Abbiamo accennato ad Alcina e alla Sibilla, e alla loro memoria medievale e moderna; potremmo parlare, e parleremo approfonditamente in seguito, delle cosiddette streghe (e stregoni) dei secoli scorsi, come di sciamani dell’Italia di poche, pochissime, generazioni fa. Un caso, però, è emblematico per far luce su quanto la provvidenza degli Dei sia più forte dell’ignoranza e della tracotanza degli atei e dei dissacratori. Con il Concilio di Efeso, nel 431, una entità prima totalmente inesistente nel cristianesimo multiforme e anarchico delle origini, viene legata a Maria di Nazareth: la “Madonna”, una mediatrice tra l’entità considerata divina dei cristianesimi e l’umanità. Nei pressi di Efeso viene addirittura teorizzato che la madre di Ioshua il Nazereno visse gli ultimi anni della sua vita, e la sua ipotetica casa divenne una reliquia, lì dove si venerava la Casa di Artemide. Questa culto della “Casa di Maria”, quella di Efeso, o altre abitazioni ritenute originarie della Palestina, traslò poi in tutti i Balcani e infine raggiunse l’Italia, a Loreto. In tutti questi luoghi venivano venerate e incorporate nelle chiese delle abitazioni e una immagine della Madonna. Chiunque osservasse la Madonna di Loreto, oggi ben diffusa presso i trivi e gli incroci d’Italia, e una antica immagine dell’Artemide di Efeso può trarre facilmente le sue conclusioni, che non è nostra intenzione forzare. Chi scrive non ama il sincretismo immotivato e non ritiene sia possibile far convivere gli Dei di Roma, degli Italici e degli Arya con nessuna entità della corte di Geova o personaggio di sorta proveniente da narrazioni monolatriche e desertiche. Eppure, il fatto che il culto di una Signora, della pioggia e della neve, patrona di madri e anche di guerrieri, ultima guida dei morenti, ancora oggi ripercorra le stesse rotte geografico-sacrali, non può farci che piacere: che ciò sia un manifestarsi dei Fati divini anche nel più profondo pozzo dell’ignoranza o piuttosto, più probabilmente, un tentativo di mascherare e ritardare sempre di più il ritorno visibile della Luce, non è nostro compito sentenziarlo. Lasciamo ad altri condanne e certezze.
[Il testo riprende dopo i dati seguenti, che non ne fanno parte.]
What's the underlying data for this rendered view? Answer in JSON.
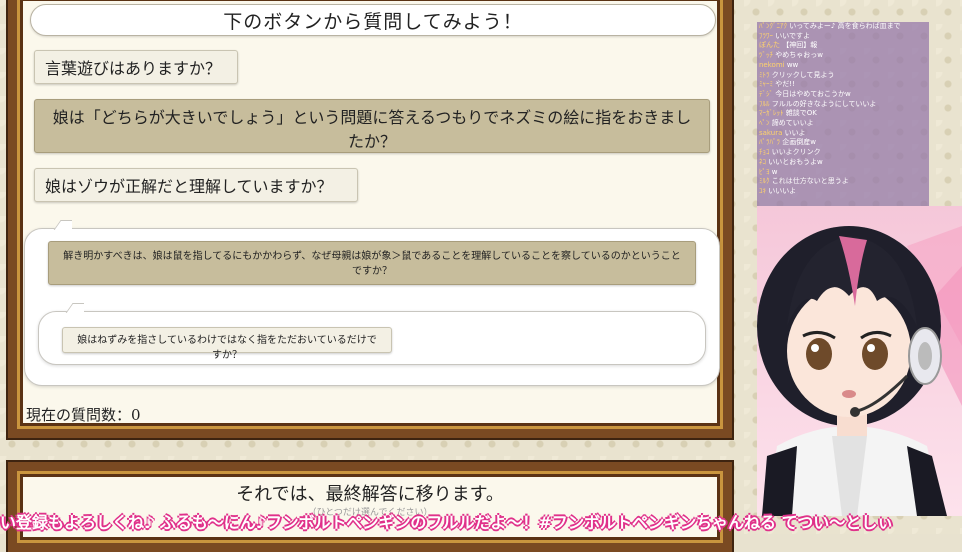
{
  "header": {
    "title": "下のボタンから質問してみよう！"
  },
  "questions": [
    {
      "label": "言葉遊びはありますか？"
    },
    {
      "label": "娘は「どちらが大きいでしょう」という問題に答えるつもりでネズミの絵に指をおきましたか？"
    },
    {
      "label": "娘はゾウが正解だと理解していますか？"
    }
  ],
  "sub_questions": {
    "level1": "解き明かすべきは、娘は鼠を指してるにもかかわらず、なぜ母親は娘が象＞鼠であることを理解していることを察しているのかということですか？",
    "level2": "娘はねずみを指さしているわけではなく指をただおいているだけですか？"
  },
  "status": {
    "question_count": "現在の質問数：0"
  },
  "final": {
    "text": "それでは、最終解答に移ります。",
    "sub": "（ひとつだけ選んでください）"
  },
  "chat": {
    "lines": [
      {
        "user": "ﾊﾟﾝｸﾞﾆｱｸ",
        "msg": "いってみよー♪ 高を食らわば皿まで"
      },
      {
        "user": "ﾌﾗﾜｰ",
        "msg": "いいですよ"
      },
      {
        "user": "ぽんた",
        "msg": "【神回】報"
      },
      {
        "user": "ﾂﾞｯﾁ",
        "msg": "やめちゃおっw"
      },
      {
        "user": "nekomi",
        "msg": "ww"
      },
      {
        "user": "ﾐﾄﾗ",
        "msg": "クリックして見よう"
      },
      {
        "user": "ﾐｬｰﾐ",
        "msg": "やだ!!"
      },
      {
        "user": "ﾃﾞｼﾞ",
        "msg": "今日はやめておこうかw"
      },
      {
        "user": "ﾌﾙﾙ",
        "msg": "フルルの好きなようにしていいよ"
      },
      {
        "user": "ﾏｰｶﾞﾚｯﾄ",
        "msg": "雑談でOK"
      },
      {
        "user": "ﾍﾟﾝ",
        "msg": "諦めていいよ"
      },
      {
        "user": "sakura",
        "msg": "いいよ"
      },
      {
        "user": "ﾊﾟﾗﾊﾟﾗ",
        "msg": "企画倒産w"
      },
      {
        "user": "ﾁｮｺ",
        "msg": "いいよクリンク"
      },
      {
        "user": "ﾈｺ",
        "msg": "いいとおもうよw"
      },
      {
        "user": "ﾋﾟﾖ",
        "msg": "w"
      },
      {
        "user": "ﾐﾙｸ",
        "msg": "これは仕方ないと思うよ"
      },
      {
        "user": "ﾕｷ",
        "msg": "いいいよ"
      }
    ]
  },
  "ticker": {
    "text": "い登録もよろしくね♪ ふるも〜にん♪フンボルトペンギンのフルルだよ〜！#フンボルトペンギンちゃんねる てつい〜としぃ"
  },
  "colors": {
    "frame": "#7a4a22",
    "gold": "#c9953e",
    "selected": "#c7bd9c",
    "ticker_outline": "#e0318a"
  }
}
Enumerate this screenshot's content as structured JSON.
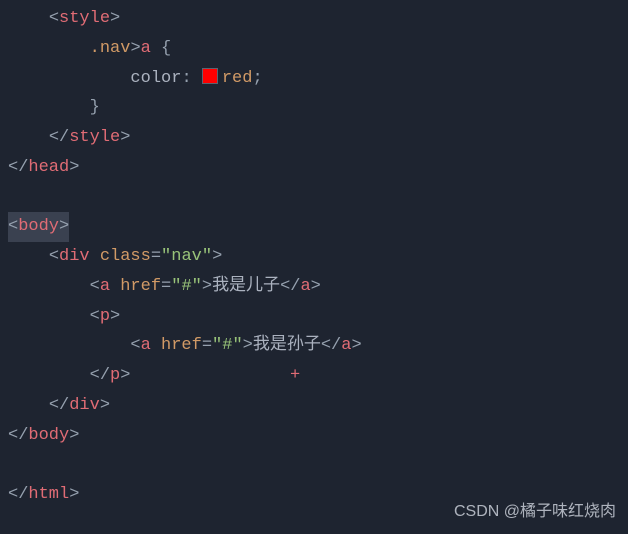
{
  "code": {
    "line1": {
      "indent": "    ",
      "open": "<",
      "tag": "style",
      "close": ">"
    },
    "line2": {
      "indent": "        ",
      "sel_class": ".nav",
      "combinator": ">",
      "sel_tag": "a",
      "space": " ",
      "brace": "{"
    },
    "line3": {
      "indent": "            ",
      "prop": "color",
      "colon": ": ",
      "value": "red",
      "semi": ";"
    },
    "line4": {
      "indent": "        ",
      "brace": "}"
    },
    "line5": {
      "indent": "    ",
      "open": "</",
      "tag": "style",
      "close": ">"
    },
    "line6": {
      "indent": "",
      "open": "</",
      "tag": "head",
      "close": ">"
    },
    "line8": {
      "indent": "",
      "open": "<",
      "tag": "body",
      "close": ">"
    },
    "line9": {
      "indent": "    ",
      "open": "<",
      "tag": "div",
      "space": " ",
      "attr": "class",
      "eq": "=",
      "val": "\"nav\"",
      "close": ">"
    },
    "line10": {
      "indent": "        ",
      "open": "<",
      "tag": "a",
      "space": " ",
      "attr": "href",
      "eq": "=",
      "val": "\"#\"",
      "close": ">",
      "text": "我是儿子",
      "open2": "</",
      "tag2": "a",
      "close2": ">"
    },
    "line11": {
      "indent": "        ",
      "open": "<",
      "tag": "p",
      "close": ">"
    },
    "line12": {
      "indent": "            ",
      "open": "<",
      "tag": "a",
      "space": " ",
      "attr": "href",
      "eq": "=",
      "val": "\"#\"",
      "close": ">",
      "text": "我是孙子",
      "open2": "</",
      "tag2": "a",
      "close2": ">"
    },
    "line13": {
      "indent": "        ",
      "open": "</",
      "tag": "p",
      "close": ">",
      "cursor": "+"
    },
    "line14": {
      "indent": "    ",
      "open": "</",
      "tag": "div",
      "close": ">"
    },
    "line15": {
      "indent": "",
      "open": "</",
      "tag": "body",
      "close": ">"
    },
    "line17": {
      "indent": "",
      "open": "</",
      "tag": "html",
      "close": ">"
    }
  },
  "watermark": "CSDN @橘子味红烧肉",
  "swatch_color": "#ff0000"
}
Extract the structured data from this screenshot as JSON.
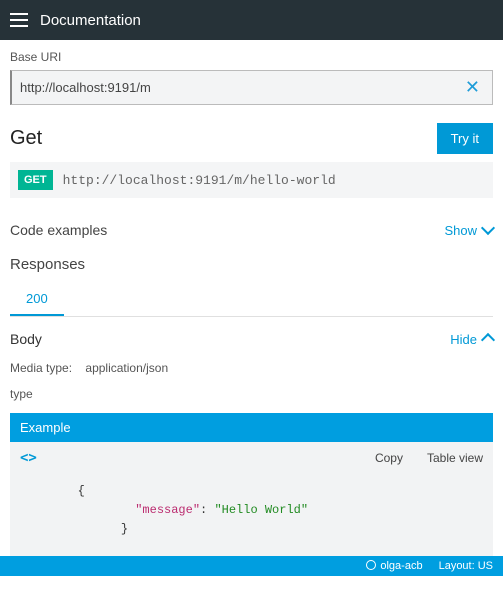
{
  "topbar": {
    "title": "Documentation"
  },
  "baseuri": {
    "label": "Base URI",
    "value": "http://localhost:9191/m"
  },
  "endpoint": {
    "title": "Get",
    "tryit": "Try it",
    "method": "GET",
    "url": "http://localhost:9191/m/hello-world"
  },
  "codeExamples": {
    "label": "Code examples",
    "toggle": "Show"
  },
  "responses": {
    "title": "Responses",
    "tab": "200",
    "body": {
      "label": "Body",
      "toggle": "Hide",
      "media_label": "Media type:",
      "media_value": "application/json",
      "type_label": "type"
    },
    "example": {
      "header": "Example",
      "copy": "Copy",
      "table": "Table view",
      "json_key": "\"message\"",
      "json_val": "\"Hello World\""
    }
  },
  "footer": {
    "user": "olga-acb",
    "layout": "Layout: US"
  }
}
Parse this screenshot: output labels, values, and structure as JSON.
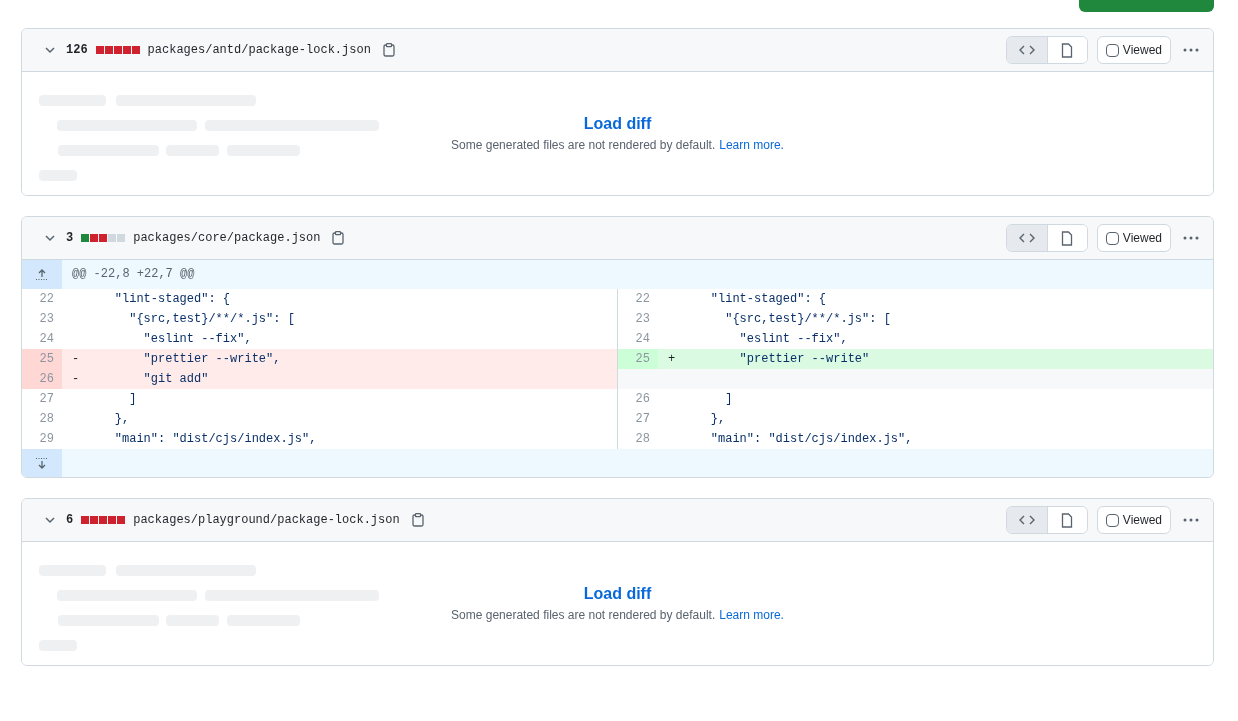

Invochiamo, piuttosto, come Ovidio nei suoi Fasti, la benevolenza di tutte le Dee e di tutte le Muse, per non scontentare nessuna di loro, per il viaggio della nostra Perennitas attraverso i luoghi e i miti d’Esperia, d’Europa e del mondo libero, siano esse Una, sia essa Trina, siano tutte loro il sorriso del Dio Sconosciuto, quando rivolge distrattamente il suo sguardo verso il mondo.